In many ways, the second round series against the Flyers was a similar story. However, there were two differences in this series as opposed to the Bruins one. Not only did the Flyers bring more offense than the Bruins, with R.J. Umberger enjoying the greatest week of his professional life, but Flyers goaltender Martin Biron clearly was the series’ most important player, playing at a level, many didn’t think was possible for him.

However, more than all of those reasons, one got the sense that the Habs for the most part were unwilling to get their hands dirty. With the exception of tonight’s game the Habs failed to pay the price.

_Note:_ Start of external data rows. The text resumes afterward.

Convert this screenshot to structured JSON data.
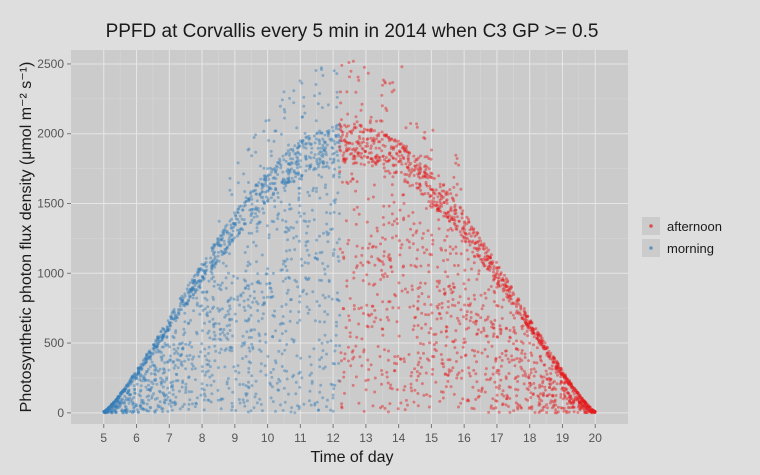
{
  "chart_data": {
    "type": "scatter",
    "title": "PPFD at Corvallis every 5 min in 2014 when C3 GP >= 0.5",
    "xlabel": "Time of day",
    "ylabel": "Photosynthetic photon flux density (μmol m⁻² s⁻¹)",
    "xlim": [
      4.0,
      21.0
    ],
    "ylim": [
      -80,
      2600
    ],
    "xticks": [
      5,
      6,
      7,
      8,
      9,
      10,
      11,
      12,
      13,
      14,
      15,
      16,
      17,
      18,
      19,
      20
    ],
    "yticks": [
      0,
      500,
      1000,
      1500,
      2000,
      2500
    ],
    "grid": true,
    "legend_position": "right",
    "series": [
      {
        "name": "afternoon",
        "color": "#e41a1c",
        "x_range": [
          12.2,
          20.0
        ],
        "envelope_peak": 2030,
        "max_outliers": 2500,
        "points": [
          [
            12.3,
            2010
          ],
          [
            12.8,
            1980
          ],
          [
            13.2,
            1950
          ],
          [
            13.5,
            2200
          ],
          [
            13.8,
            2300
          ],
          [
            14.1,
            2480
          ],
          [
            14.5,
            1800
          ],
          [
            15.0,
            1600
          ],
          [
            15.5,
            1400
          ],
          [
            16.0,
            1250
          ],
          [
            16.5,
            1100
          ],
          [
            17.0,
            900
          ],
          [
            17.5,
            700
          ],
          [
            18.0,
            500
          ],
          [
            18.5,
            300
          ],
          [
            19.0,
            180
          ],
          [
            19.5,
            60
          ],
          [
            20.0,
            10
          ]
        ]
      },
      {
        "name": "morning",
        "color": "#377eb8",
        "x_range": [
          5.0,
          12.2
        ],
        "envelope_peak": 2030,
        "max_outliers": 2460,
        "points": [
          [
            5.0,
            10
          ],
          [
            5.5,
            60
          ],
          [
            6.0,
            250
          ],
          [
            6.5,
            420
          ],
          [
            7.0,
            600
          ],
          [
            7.5,
            780
          ],
          [
            8.0,
            950
          ],
          [
            8.5,
            1150
          ],
          [
            9.0,
            1350
          ],
          [
            9.5,
            1550
          ],
          [
            10.0,
            1750
          ],
          [
            10.5,
            2300
          ],
          [
            11.0,
            1950
          ],
          [
            11.5,
            2000
          ],
          [
            12.0,
            2020
          ]
        ]
      }
    ]
  }
}
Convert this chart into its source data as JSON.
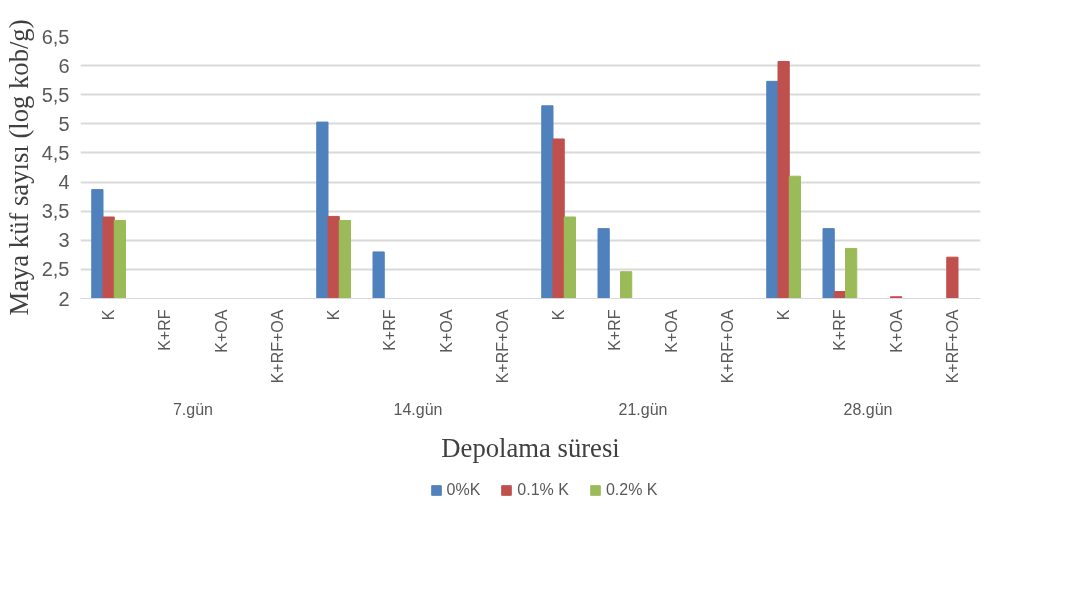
{
  "chart_data": {
    "type": "bar",
    "xlabel": "Depolama süresi",
    "ylabel": "Maya küf sayısı (log kob/g)",
    "categories": [
      "K",
      "K+RF",
      "K+OA",
      "K+RF+OA",
      "K",
      "K+RF",
      "K+OA",
      "K+RF+OA",
      "K",
      "K+RF",
      "K+OA",
      "K+RF+OA",
      "K",
      "K+RF",
      "K+OA",
      "K+RF+OA"
    ],
    "annotations": [
      "7.gün",
      "14.gün",
      "21.gün",
      "28.gün"
    ],
    "series": [
      {
        "name": "0%K",
        "color": "#4f81bd",
        "values": [
          3.87,
          null,
          null,
          null,
          5.03,
          2.8,
          null,
          null,
          5.31,
          3.2,
          null,
          null,
          5.73,
          3.2,
          null,
          null
        ]
      },
      {
        "name": "0.1% K",
        "color": "#c0504d",
        "values": [
          3.4,
          null,
          null,
          null,
          3.41,
          null,
          null,
          null,
          4.74,
          null,
          null,
          null,
          6.07,
          2.12,
          2.03,
          2.71
        ]
      },
      {
        "name": "0.2% K",
        "color": "#9bbb59",
        "values": [
          3.34,
          null,
          null,
          null,
          3.34,
          null,
          null,
          null,
          3.4,
          2.46,
          null,
          null,
          4.1,
          2.86,
          null,
          null
        ]
      }
    ],
    "ylim": [
      2,
      6.5
    ],
    "yticks": [
      2,
      {
        "value": 2.5,
        "label": "2,5"
      },
      3,
      {
        "value": 3.5,
        "label": "3,5"
      },
      4,
      {
        "value": 4.5,
        "label": "4,5"
      },
      5,
      {
        "value": 5.5,
        "label": "5,5"
      },
      6,
      {
        "value": 6.5,
        "label": "6,5"
      }
    ],
    "grid": "y",
    "legend": "bottom"
  }
}
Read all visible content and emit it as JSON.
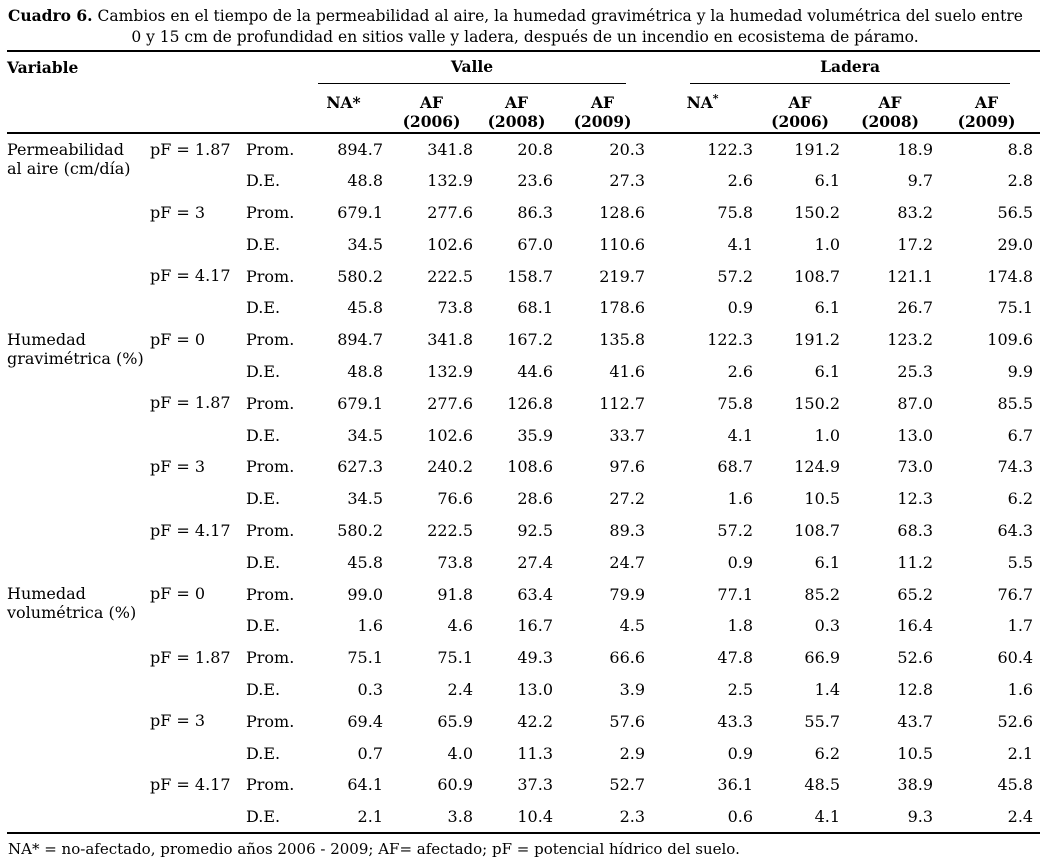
{
  "caption": {
    "label": "Cuadro 6.",
    "line1": "Cambios en el tiempo de la permeabilidad al aire, la humedad gravimétrica y la humedad volumétrica del suelo entre",
    "line2": "0 y 15 cm de profundidad en sitios valle y ladera, después de un incendio en ecosistema de páramo."
  },
  "header": {
    "variable_label": "Variable",
    "site_groups": [
      {
        "label": "Valle"
      },
      {
        "label": "Ladera"
      }
    ],
    "col_labels": [
      {
        "top": "NA*",
        "bottom": ""
      },
      {
        "top": "AF",
        "bottom": "(2006)"
      },
      {
        "top": "AF",
        "bottom": "(2008)"
      },
      {
        "top": "AF",
        "bottom": "(2009)"
      },
      {
        "top": "NA",
        "sup": "*",
        "bottom": ""
      },
      {
        "top": "AF",
        "bottom": "(2006)"
      },
      {
        "top": "AF",
        "bottom": "(2008)"
      },
      {
        "top": "AF",
        "bottom": "(2009)"
      }
    ]
  },
  "sections": [
    {
      "name": [
        "Permeabilidad",
        "al aire (cm/día)"
      ],
      "groups": [
        {
          "pf": "pF = 1.87",
          "rows": [
            {
              "stat": "Prom.",
              "values": [
                "894.7",
                "341.8",
                "20.8",
                "20.3",
                "122.3",
                "191.2",
                "18.9",
                "8.8"
              ]
            },
            {
              "stat": "D.E.",
              "values": [
                "48.8",
                "132.9",
                "23.6",
                "27.3",
                "2.6",
                "6.1",
                "9.7",
                "2.8"
              ]
            }
          ]
        },
        {
          "pf": "pF = 3",
          "rows": [
            {
              "stat": "Prom.",
              "values": [
                "679.1",
                "277.6",
                "86.3",
                "128.6",
                "75.8",
                "150.2",
                "83.2",
                "56.5"
              ]
            },
            {
              "stat": "D.E.",
              "values": [
                "34.5",
                "102.6",
                "67.0",
                "110.6",
                "4.1",
                "1.0",
                "17.2",
                "29.0"
              ]
            }
          ]
        },
        {
          "pf": "pF = 4.17",
          "rows": [
            {
              "stat": "Prom.",
              "values": [
                "580.2",
                "222.5",
                "158.7",
                "219.7",
                "57.2",
                "108.7",
                "121.1",
                "174.8"
              ]
            },
            {
              "stat": "D.E.",
              "values": [
                "45.8",
                "73.8",
                "68.1",
                "178.6",
                "0.9",
                "6.1",
                "26.7",
                "75.1"
              ]
            }
          ]
        }
      ]
    },
    {
      "name": [
        "Humedad",
        "gravimétrica (%)"
      ],
      "groups": [
        {
          "pf": "pF = 0",
          "rows": [
            {
              "stat": "Prom.",
              "values": [
                "894.7",
                "341.8",
                "167.2",
                "135.8",
                "122.3",
                "191.2",
                "123.2",
                "109.6"
              ]
            },
            {
              "stat": "D.E.",
              "values": [
                "48.8",
                "132.9",
                "44.6",
                "41.6",
                "2.6",
                "6.1",
                "25.3",
                "9.9"
              ]
            }
          ]
        },
        {
          "pf": "pF = 1.87",
          "rows": [
            {
              "stat": "Prom.",
              "values": [
                "679.1",
                "277.6",
                "126.8",
                "112.7",
                "75.8",
                "150.2",
                "87.0",
                "85.5"
              ]
            },
            {
              "stat": "D.E.",
              "values": [
                "34.5",
                "102.6",
                "35.9",
                "33.7",
                "4.1",
                "1.0",
                "13.0",
                "6.7"
              ]
            }
          ]
        },
        {
          "pf": "pF = 3",
          "rows": [
            {
              "stat": "Prom.",
              "values": [
                "627.3",
                "240.2",
                "108.6",
                "97.6",
                "68.7",
                "124.9",
                "73.0",
                "74.3"
              ]
            },
            {
              "stat": "D.E.",
              "values": [
                "34.5",
                "76.6",
                "28.6",
                "27.2",
                "1.6",
                "10.5",
                "12.3",
                "6.2"
              ]
            }
          ]
        },
        {
          "pf": "pF = 4.17",
          "rows": [
            {
              "stat": "Prom.",
              "values": [
                "580.2",
                "222.5",
                "92.5",
                "89.3",
                "57.2",
                "108.7",
                "68.3",
                "64.3"
              ]
            },
            {
              "stat": "D.E.",
              "values": [
                "45.8",
                "73.8",
                "27.4",
                "24.7",
                "0.9",
                "6.1",
                "11.2",
                "5.5"
              ]
            }
          ]
        }
      ]
    },
    {
      "name": [
        "Humedad",
        "volumétrica (%)"
      ],
      "groups": [
        {
          "pf": "pF = 0",
          "rows": [
            {
              "stat": "Prom.",
              "values": [
                "99.0",
                "91.8",
                "63.4",
                "79.9",
                "77.1",
                "85.2",
                "65.2",
                "76.7"
              ]
            },
            {
              "stat": "D.E.",
              "values": [
                "1.6",
                "4.6",
                "16.7",
                "4.5",
                "1.8",
                "0.3",
                "16.4",
                "1.7"
              ]
            }
          ]
        },
        {
          "pf": "pF = 1.87",
          "rows": [
            {
              "stat": "Prom.",
              "values": [
                "75.1",
                "75.1",
                "49.3",
                "66.6",
                "47.8",
                "66.9",
                "52.6",
                "60.4"
              ]
            },
            {
              "stat": "D.E.",
              "values": [
                "0.3",
                "2.4",
                "13.0",
                "3.9",
                "2.5",
                "1.4",
                "12.8",
                "1.6"
              ]
            }
          ]
        },
        {
          "pf": "pF = 3",
          "rows": [
            {
              "stat": "Prom.",
              "values": [
                "69.4",
                "65.9",
                "42.2",
                "57.6",
                "43.3",
                "55.7",
                "43.7",
                "52.6"
              ]
            },
            {
              "stat": "D.E.",
              "values": [
                "0.7",
                "4.0",
                "11.3",
                "2.9",
                "0.9",
                "6.2",
                "10.5",
                "2.1"
              ]
            }
          ]
        },
        {
          "pf": "pF = 4.17",
          "rows": [
            {
              "stat": "Prom.",
              "values": [
                "64.1",
                "60.9",
                "37.3",
                "52.7",
                "36.1",
                "48.5",
                "38.9",
                "45.8"
              ]
            },
            {
              "stat": "D.E.",
              "values": [
                "2.1",
                "3.8",
                "10.4",
                "2.3",
                "0.6",
                "4.1",
                "9.3",
                "2.4"
              ]
            }
          ]
        }
      ]
    }
  ],
  "footnote": "NA* = no-afectado, promedio años 2006 - 2009; AF= afectado; pF = potencial hídrico del suelo.",
  "colors": {
    "text": "#000000",
    "background": "#ffffff",
    "rule": "#000000"
  }
}
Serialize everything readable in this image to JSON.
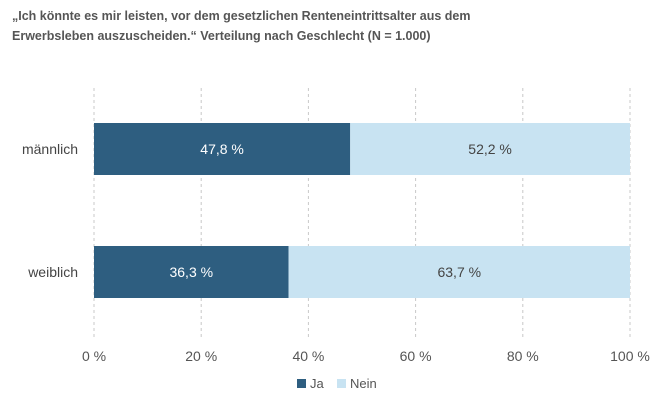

This was reflected in the fact that the Habs despite being the better skating team, the team that had more shots, won more face offs, and had more scoring chances, ultimately lost to a team that consistently and continually beat them when it came down to one on one battles.

Maybe this can be attributed to the Habs lack of playoff experience. The realization by many on the team that the playoffs are a different beast than the regular season, a time where the checking gets a little tighter, the hits get a little harder, and the awareness that this endurance test also known as the Stanley Cup playoffs is not a journey for the timid or the weak.

And now the second guessing will begin as the media and the fans begin to deliver their postmortem on the Habs season. Over the next few days it will be mostly loud and probably negative. However, as many rush to point the blame for the Habs season there will be one word, one sentiment that will rarely be uttered,

That word is perspective.

It’s tough when the pain of a season’s end is fresh to put a whole year in perspective. Many can’t look past the last game. At this moment, it’s hard to take a look at the season in whole.

This was a season, in which the Canadiens, a team predicted by many to miss the playoffs, confounded the hockey world, by not only making the playoffs, but by finishing first in the Eastern Conference.

This was a season in which Alex Kovalev played at an MVP level, where Saku Koivu proved to the remaining naysayers that he indeed has the heart of a champion.

This was a season where many of the team’s young stars took their game to the next level. A season that saw Tomas Plekanec become a first line center, Andrei Kostitsyn a legitimate scoring threat, and Mike Komisarek a physical force. A season that showcased Mark Streit’s versatility, Tom Kostopoulous’ toughness, and Andrei Markov’s steadiness.

Without a doubt, the two most talked about figures over the next few days will be Carey Price and Guy Carbonneau.

Carbonneau will be criticized because he is the coach and for many the buck stops with him. Being the head coach in Montreal, means that you are continually second guessed by millions of people who know that they can do the job better than you. Undoubtedly, many will point the finger at Carbonneau for the team’s demise, without giving him any credit for the Habs success this year.

There will probably be more conclusions reached about Price, a twenty year old kid thrown into arguably, the most pressure packed position in hockey. People will argue that it was his play that decided this series, and jump to conclusions. And while Price admittedly wasn’t at his best against the Flyers, the one word that you won’t hear from those who are critical of Price is the word patience.

And therein lies the one thing that won’t be echoed by many of those who condemn the Canadiens over the next few days. Only after the negativity dies down, and people start to look back at this season within a larger context will there be a sense that this year represented a beginning. That the future course of the team has been set in the right direction, that there are better days ahead that this was a season to remember, a foundation for the future.

A season where the Canadiens potential began to blossom, where we got our first glimpse of the future, a future that regardless of tonight’s result looks brighter than ever.